Most Significant Risks and Management
This week, we identified a new risk concerning hover versus contact ambiguity (the system’s difficulty in determining whether a user’s fingertip is truly resting on the keyboard plane or merely hovering above it.) This issue directly affects tap accuracy, as vertical finger movements in midair could be misinterpreted as valid keystrokes. To mitigate this, we refined our tap detection mechanism by incorporating gesture-based state validation. Specifically, the algorithm now verifies that every tap motion begins with an “in-air” finger gesture and ends with an “on-surface” gesture, as determined by the relative positions and flexion of the fingertips. Only if this air-to-surface transition coincides with a rapid downward motion is the tap event confirmed.
This approach reduces false positives from hovering fingers and improves robustness across users with different hand postures.

Changes to System Design
The system’s tap detection algorithm has been upgraded from a purely velocity-based method to a state-transition-driven model. The previous implementation relied solely on instantaneous speed, distance, and velocity drop thresholds to identify tap events, which worked well for clear, strong taps but struggled with subtle finger motions or resting gestures. The new design introduces two additional layers:

  1. Finger State Classification: Each fingertip is now labeled as either on-surface or in-air based on its relative position, curl, and height within the calibrated plane.

  2. State Transition Validation: A tap is recognized only when a downward motion sequence transitions from in-air → on-surface within a short temporal window.
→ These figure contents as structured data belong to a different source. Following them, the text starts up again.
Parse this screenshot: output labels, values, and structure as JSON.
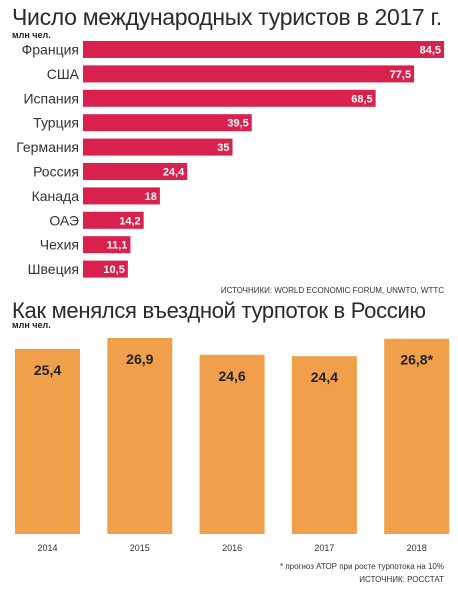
{
  "chart_data": [
    {
      "type": "bar",
      "orientation": "horizontal",
      "title": "Число международных туристов в 2017 г.",
      "unit_label": "млн чел.",
      "categories": [
        "Франция",
        "США",
        "Испания",
        "Турция",
        "Германия",
        "Россия",
        "Канада",
        "ОАЭ",
        "Чехия",
        "Швеция"
      ],
      "values": [
        84.5,
        77.5,
        68.5,
        39.5,
        35,
        24.4,
        18,
        14.2,
        11.1,
        10.5
      ],
      "value_labels": [
        "84,5",
        "77,5",
        "68,5",
        "39,5",
        "35",
        "24,4",
        "18",
        "14,2",
        "11,1",
        "10,5"
      ],
      "xlim": [
        0,
        84.5
      ],
      "grid": false,
      "legend": "none",
      "bar_color": "#d9214e",
      "source": "ИСТОЧНИКИ: WORLD ECONOMIC FORUM, UNWTO, WTTC"
    },
    {
      "type": "bar",
      "orientation": "vertical",
      "title": "Как менялся въездной турпоток в Россию",
      "unit_label": "млн чел.",
      "categories": [
        "2014",
        "2015",
        "2016",
        "2017",
        "2018"
      ],
      "values": [
        25.4,
        26.9,
        24.6,
        24.4,
        26.8
      ],
      "value_labels": [
        "25,4",
        "26,9",
        "24,6",
        "24,4",
        "26,8*"
      ],
      "ylim": [
        0,
        26.9
      ],
      "grid": false,
      "legend": "none",
      "bar_color": "#f0a04b",
      "note": "* прогноз АТОР при росте турпотока на 10%",
      "source": "ИСТОЧНИК: РОССТАТ"
    }
  ]
}
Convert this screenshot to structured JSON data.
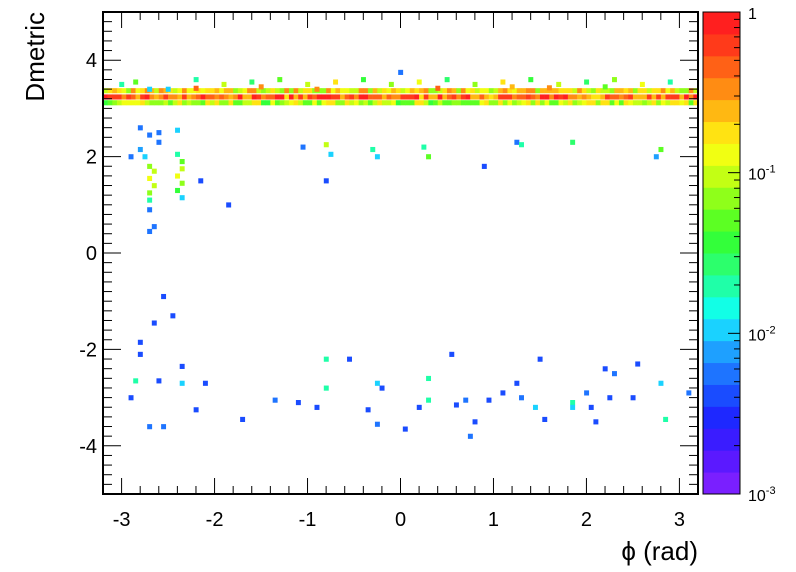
{
  "chart_data": {
    "type": "heatmap",
    "title": "",
    "xlabel": "ϕ (rad)",
    "ylabel": "Dmetric",
    "xlim": [
      -3.2,
      3.2
    ],
    "ylim": [
      -5,
      5
    ],
    "x_ticks": [
      -3,
      -2,
      -1,
      0,
      1,
      2,
      3
    ],
    "x_tick_labels": [
      "-3",
      "-2",
      "-1",
      "0",
      "1",
      "2",
      "3"
    ],
    "y_ticks": [
      -4,
      -2,
      0,
      2,
      4
    ],
    "y_tick_labels": [
      "-4",
      "-2",
      "0",
      "2",
      "4"
    ],
    "z_scale": "log",
    "zlim": [
      0.001,
      1
    ],
    "colorbar_labels": [
      {
        "base": "1",
        "exp": "",
        "value": 1
      },
      {
        "base": "10",
        "exp": "-1",
        "value": 0.1
      },
      {
        "base": "10",
        "exp": "-2",
        "value": 0.01
      },
      {
        "base": "10",
        "exp": "-3",
        "value": 0.001
      }
    ],
    "palette": [
      "#7a1fff",
      "#5b19ff",
      "#3a1cff",
      "#1e28ff",
      "#1a4cff",
      "#1e74ff",
      "#1ea0ff",
      "#1ad2ff",
      "#12ffe6",
      "#1fffa8",
      "#2cff6c",
      "#33ff3a",
      "#5cff23",
      "#8fff1a",
      "#c3ff14",
      "#f1ff12",
      "#ffe312",
      "#ffb812",
      "#ff8c13",
      "#ff6116",
      "#ff3a1a",
      "#ff1f1f"
    ],
    "band": {
      "y": [
        3.12,
        3.24,
        3.37
      ],
      "x_range": [
        -3.2,
        3.2
      ]
    },
    "points": [
      [
        -3.0,
        3.5,
        0.02
      ],
      [
        -2.85,
        3.55,
        0.05
      ],
      [
        -2.5,
        3.4,
        0.01
      ],
      [
        -2.2,
        3.6,
        0.02
      ],
      [
        -1.9,
        3.5,
        0.1
      ],
      [
        -1.6,
        3.55,
        0.03
      ],
      [
        -1.3,
        3.6,
        0.05
      ],
      [
        -1.0,
        3.5,
        0.1
      ],
      [
        -0.7,
        3.55,
        0.2
      ],
      [
        -0.4,
        3.6,
        0.04
      ],
      [
        -0.1,
        3.5,
        0.08
      ],
      [
        0.2,
        3.55,
        0.15
      ],
      [
        0.5,
        3.6,
        0.03
      ],
      [
        0.8,
        3.5,
        0.06
      ],
      [
        1.1,
        3.55,
        0.2
      ],
      [
        1.4,
        3.6,
        0.04
      ],
      [
        1.7,
        3.5,
        0.1
      ],
      [
        2.0,
        3.55,
        0.03
      ],
      [
        2.3,
        3.6,
        0.06
      ],
      [
        2.6,
        3.5,
        0.12
      ],
      [
        2.9,
        3.55,
        0.02
      ],
      [
        -2.7,
        3.4,
        0.01
      ],
      [
        -1.5,
        3.45,
        0.3
      ],
      [
        0.0,
        3.75,
        0.005
      ],
      [
        1.2,
        3.45,
        0.25
      ],
      [
        2.2,
        3.45,
        0.05
      ],
      [
        -2.2,
        3.42,
        0.4
      ],
      [
        -0.9,
        3.4,
        0.3
      ],
      [
        0.4,
        3.42,
        0.4
      ],
      [
        1.6,
        3.43,
        0.3
      ],
      [
        -2.8,
        2.6,
        0.005
      ],
      [
        -2.7,
        2.45,
        0.005
      ],
      [
        -2.6,
        2.5,
        0.005
      ],
      [
        -2.4,
        2.55,
        0.01
      ],
      [
        -2.6,
        2.3,
        0.005
      ],
      [
        -2.8,
        2.15,
        0.008
      ],
      [
        -2.75,
        2.0,
        0.01
      ],
      [
        -2.9,
        2.0,
        0.005
      ],
      [
        -2.4,
        2.05,
        0.02
      ],
      [
        -2.35,
        1.9,
        0.05
      ],
      [
        -2.7,
        1.8,
        0.08
      ],
      [
        -2.65,
        1.7,
        0.1
      ],
      [
        -2.7,
        1.55,
        0.15
      ],
      [
        -2.65,
        1.4,
        0.1
      ],
      [
        -2.7,
        1.25,
        0.06
      ],
      [
        -2.7,
        1.1,
        0.02
      ],
      [
        -2.35,
        1.75,
        0.1
      ],
      [
        -2.4,
        1.6,
        0.15
      ],
      [
        -2.35,
        1.45,
        0.08
      ],
      [
        -2.4,
        1.3,
        0.04
      ],
      [
        -2.35,
        1.15,
        0.01
      ],
      [
        -2.7,
        0.9,
        0.005
      ],
      [
        -2.65,
        0.55,
        0.005
      ],
      [
        -2.7,
        0.45,
        0.005
      ],
      [
        -2.15,
        1.5,
        0.004
      ],
      [
        -1.85,
        1.0,
        0.004
      ],
      [
        -1.05,
        2.2,
        0.005
      ],
      [
        -0.8,
        2.25,
        0.1
      ],
      [
        -0.75,
        2.05,
        0.01
      ],
      [
        -0.3,
        2.15,
        0.02
      ],
      [
        -0.25,
        2.0,
        0.01
      ],
      [
        0.25,
        2.2,
        0.02
      ],
      [
        0.3,
        2.0,
        0.05
      ],
      [
        0.9,
        1.8,
        0.004
      ],
      [
        1.25,
        2.3,
        0.005
      ],
      [
        1.3,
        2.25,
        0.02
      ],
      [
        1.85,
        2.3,
        0.03
      ],
      [
        2.8,
        2.15,
        0.05
      ],
      [
        2.75,
        2.0,
        0.008
      ],
      [
        -0.8,
        1.5,
        0.004
      ],
      [
        -2.55,
        -0.9,
        0.004
      ],
      [
        -2.65,
        -1.45,
        0.004
      ],
      [
        -2.45,
        -1.3,
        0.004
      ],
      [
        -2.8,
        -1.85,
        0.004
      ],
      [
        -2.8,
        -2.1,
        0.004
      ],
      [
        -2.35,
        -2.35,
        0.004
      ],
      [
        -2.85,
        -2.65,
        0.02
      ],
      [
        -2.6,
        -2.65,
        0.004
      ],
      [
        -2.35,
        -2.7,
        0.01
      ],
      [
        -2.1,
        -2.7,
        0.004
      ],
      [
        -2.2,
        -3.25,
        0.004
      ],
      [
        -2.9,
        -3.0,
        0.004
      ],
      [
        -2.7,
        -3.6,
        0.005
      ],
      [
        -2.55,
        -3.6,
        0.005
      ],
      [
        -1.7,
        -3.45,
        0.004
      ],
      [
        -1.35,
        -3.05,
        0.005
      ],
      [
        -1.1,
        -3.1,
        0.004
      ],
      [
        -0.9,
        -3.2,
        0.004
      ],
      [
        -0.8,
        -2.8,
        0.02
      ],
      [
        -0.8,
        -2.2,
        0.02
      ],
      [
        -0.55,
        -2.2,
        0.004
      ],
      [
        -0.25,
        -2.7,
        0.01
      ],
      [
        -0.2,
        -2.8,
        0.004
      ],
      [
        -0.35,
        -3.25,
        0.004
      ],
      [
        -0.25,
        -3.55,
        0.005
      ],
      [
        0.05,
        -3.65,
        0.004
      ],
      [
        0.2,
        -3.2,
        0.004
      ],
      [
        0.3,
        -3.05,
        0.02
      ],
      [
        0.3,
        -2.6,
        0.02
      ],
      [
        0.55,
        -2.1,
        0.004
      ],
      [
        0.6,
        -3.15,
        0.004
      ],
      [
        0.7,
        -3.05,
        0.005
      ],
      [
        0.8,
        -3.5,
        0.004
      ],
      [
        0.75,
        -3.8,
        0.005
      ],
      [
        0.95,
        -3.05,
        0.004
      ],
      [
        1.1,
        -2.9,
        0.004
      ],
      [
        1.25,
        -2.7,
        0.004
      ],
      [
        1.3,
        -3.0,
        0.005
      ],
      [
        1.45,
        -3.2,
        0.01
      ],
      [
        1.5,
        -2.2,
        0.004
      ],
      [
        1.55,
        -3.45,
        0.004
      ],
      [
        1.85,
        -3.1,
        0.02
      ],
      [
        1.85,
        -3.2,
        0.01
      ],
      [
        2.0,
        -2.9,
        0.005
      ],
      [
        2.05,
        -3.2,
        0.004
      ],
      [
        2.1,
        -3.5,
        0.004
      ],
      [
        2.2,
        -2.4,
        0.004
      ],
      [
        2.25,
        -3.0,
        0.004
      ],
      [
        2.3,
        -2.5,
        0.005
      ],
      [
        2.5,
        -3.0,
        0.004
      ],
      [
        2.55,
        -2.3,
        0.004
      ],
      [
        2.8,
        -2.7,
        0.01
      ],
      [
        2.85,
        -3.45,
        0.02
      ],
      [
        3.1,
        -2.9,
        0.005
      ]
    ]
  }
}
By coupling spatial and temporal evidence, the system should be able to differentiate between deliberate keystrokes and incidental finger motion.

Updated Schedule
Hanning’s original plan for this week was to implement the keystroke event handling module. However, since fingertip output data is not yet fully stable, that task is postponed to next week. Instead, Hanning focused on developing the copy-paste function for the text editor and assisted in integrating existing components of the computer vision and calibration pipelines.

Hanning’s Status Report for November 1

What I did this week:
This week, I improved the built-in text editor module by adding new functionality, including copy, paste, and basic autocorrection features (not based on ML, but some based on some rules and dictionary) to make typing and editing more seamless within our web interface. I also recorded several reference videos using our mobile device holder, capturing typing from multiple camera angles to better analyze fingertip visibility and calibration alignment under different lighting and perspectives. In addition, I worked on integrating these updates with our existing calibration and camera framework to ensure that the editor can properly receive text input once fingertip-triggered keystrokes are implemented.

Scheduling:
There was a slight change to the task plan: originally, this week’s task was focused on keystroke event implementation, while the copy-paste functionality was scheduled for next week. However, due to delays in the fingertip detection component, I handled the functions for text editor this week instead, while the keystroke event logic will be postponed.

What I plan to do next week:
I’ll work with Joyce to integrate Joyce’s fingertip detection module into the unified web framework and wire its output to actual keystroke events in the text editor. Hopefully, this will complete the data flow from fingertip detection to visible character input.